Is this what happens when youthful role models, if they exist at all, are more likely to be rock musicians and multimillionaire athletes than political and business leaders? In a new study by KidsPeace, half of 12- and 13-year-olds polled say they have no role model or hero - no one to look up to or emulate.

Or is it simply what occurs when teenagers' desire for independence and celebration supersedes anything they've been taught at home or school about the fourth "R" - respect?

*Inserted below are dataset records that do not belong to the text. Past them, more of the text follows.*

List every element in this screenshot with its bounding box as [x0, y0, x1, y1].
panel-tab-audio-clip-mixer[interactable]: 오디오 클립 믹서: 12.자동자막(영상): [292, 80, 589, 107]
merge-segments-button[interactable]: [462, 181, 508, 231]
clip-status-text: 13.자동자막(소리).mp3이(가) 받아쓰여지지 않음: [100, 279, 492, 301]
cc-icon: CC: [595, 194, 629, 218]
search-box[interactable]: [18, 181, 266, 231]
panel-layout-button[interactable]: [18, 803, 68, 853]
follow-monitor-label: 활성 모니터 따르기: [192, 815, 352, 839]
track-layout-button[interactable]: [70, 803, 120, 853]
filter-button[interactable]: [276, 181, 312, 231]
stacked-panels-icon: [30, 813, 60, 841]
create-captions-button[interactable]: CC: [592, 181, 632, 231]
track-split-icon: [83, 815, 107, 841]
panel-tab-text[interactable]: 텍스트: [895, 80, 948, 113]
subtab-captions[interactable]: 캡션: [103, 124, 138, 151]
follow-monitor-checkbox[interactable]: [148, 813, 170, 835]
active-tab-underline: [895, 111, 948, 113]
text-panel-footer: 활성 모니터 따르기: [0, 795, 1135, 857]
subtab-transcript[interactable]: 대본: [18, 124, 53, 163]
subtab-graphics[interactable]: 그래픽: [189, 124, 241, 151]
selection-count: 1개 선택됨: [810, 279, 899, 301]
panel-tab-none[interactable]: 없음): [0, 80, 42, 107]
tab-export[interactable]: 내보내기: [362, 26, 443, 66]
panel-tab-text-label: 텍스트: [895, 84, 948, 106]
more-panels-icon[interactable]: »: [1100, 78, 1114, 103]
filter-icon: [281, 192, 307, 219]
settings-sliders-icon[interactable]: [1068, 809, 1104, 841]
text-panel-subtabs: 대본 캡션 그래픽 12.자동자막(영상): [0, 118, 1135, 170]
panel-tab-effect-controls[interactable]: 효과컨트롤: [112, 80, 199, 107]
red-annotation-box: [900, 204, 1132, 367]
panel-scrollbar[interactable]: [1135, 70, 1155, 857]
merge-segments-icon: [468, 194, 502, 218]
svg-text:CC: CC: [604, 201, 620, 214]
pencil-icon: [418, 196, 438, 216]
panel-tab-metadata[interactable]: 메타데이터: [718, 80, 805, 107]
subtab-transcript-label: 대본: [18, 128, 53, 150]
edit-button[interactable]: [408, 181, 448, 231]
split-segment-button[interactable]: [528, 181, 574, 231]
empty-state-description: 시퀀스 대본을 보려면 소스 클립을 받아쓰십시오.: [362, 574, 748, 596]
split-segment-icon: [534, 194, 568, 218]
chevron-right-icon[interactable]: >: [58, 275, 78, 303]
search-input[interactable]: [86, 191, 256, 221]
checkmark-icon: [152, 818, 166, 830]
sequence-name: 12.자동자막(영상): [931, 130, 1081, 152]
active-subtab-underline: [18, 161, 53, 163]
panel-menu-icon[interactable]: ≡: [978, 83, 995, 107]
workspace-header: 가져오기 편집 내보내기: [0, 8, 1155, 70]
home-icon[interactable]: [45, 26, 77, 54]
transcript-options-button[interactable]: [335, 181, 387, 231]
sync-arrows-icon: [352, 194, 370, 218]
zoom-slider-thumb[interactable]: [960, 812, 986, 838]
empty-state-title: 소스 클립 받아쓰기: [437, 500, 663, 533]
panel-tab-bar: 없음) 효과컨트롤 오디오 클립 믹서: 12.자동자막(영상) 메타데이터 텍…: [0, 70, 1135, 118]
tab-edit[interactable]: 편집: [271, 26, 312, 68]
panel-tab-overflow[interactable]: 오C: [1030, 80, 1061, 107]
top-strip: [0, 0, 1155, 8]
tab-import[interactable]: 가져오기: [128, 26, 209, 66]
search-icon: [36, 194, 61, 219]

In recent years, commencements have become occasions, here and there, for power struggles between students and administrators. Last month George Olah, a Nobel prizewinning chemistry professor at the University of Southern California, felt compelled to end his commencement address with an apology for even being present at the lectern.

Acknowledging the "displeasure" some seniors had expressed in the student newspaper about the school's choice of him as speaker, he told the graduates, "It was said that you deserved and expected a noted outside personality and not one of your own faculty. I am certainly not a well-known celebrity, and I am sorry if I could not convey to you the overwhelming wisdom and advice you expected."

Confrontations like these are, of course, only a seasonal manifestation of age-old generational questions: Who has the right to make decisions and enforce rules? Who holds the power?

Yet some on the front lines of education - high school teachers and university officials alike - see signs of broader attitudinal shifts. They tell of students who increasingly want no rules, of young people who want to be in charge. One professor at an East Coast college sees a return of the 1960s bumper-sticker admonition "Question authority."

Perhaps this isn't surprising, coming as it does from a latchkey generation that has, of necessity, developed often impressive skills in self-sufficiency and independence from an early age. Perhaps it's also symptomatic of attitudes copied from adults, who themselves sometimes regard limits on personal freedom - everything from marriage to dress codes to corporate policies - as too confining.

Dialogue can be as tricky as balancing a seesaw - never more so than when the dialogue is between generations. The classic error of the older generation is condescension. The classic error of the younger generation is to distrust anyone over 30 and dismiss what they have to say as irrelevant. Yet students like those noisy teens in Arlington Heights and those skeptical graduates in Los Angeles, heading out the door to join the adult community, should ask themselves this question: If a first lady and a Nobel laureate are not worth listening to, who is?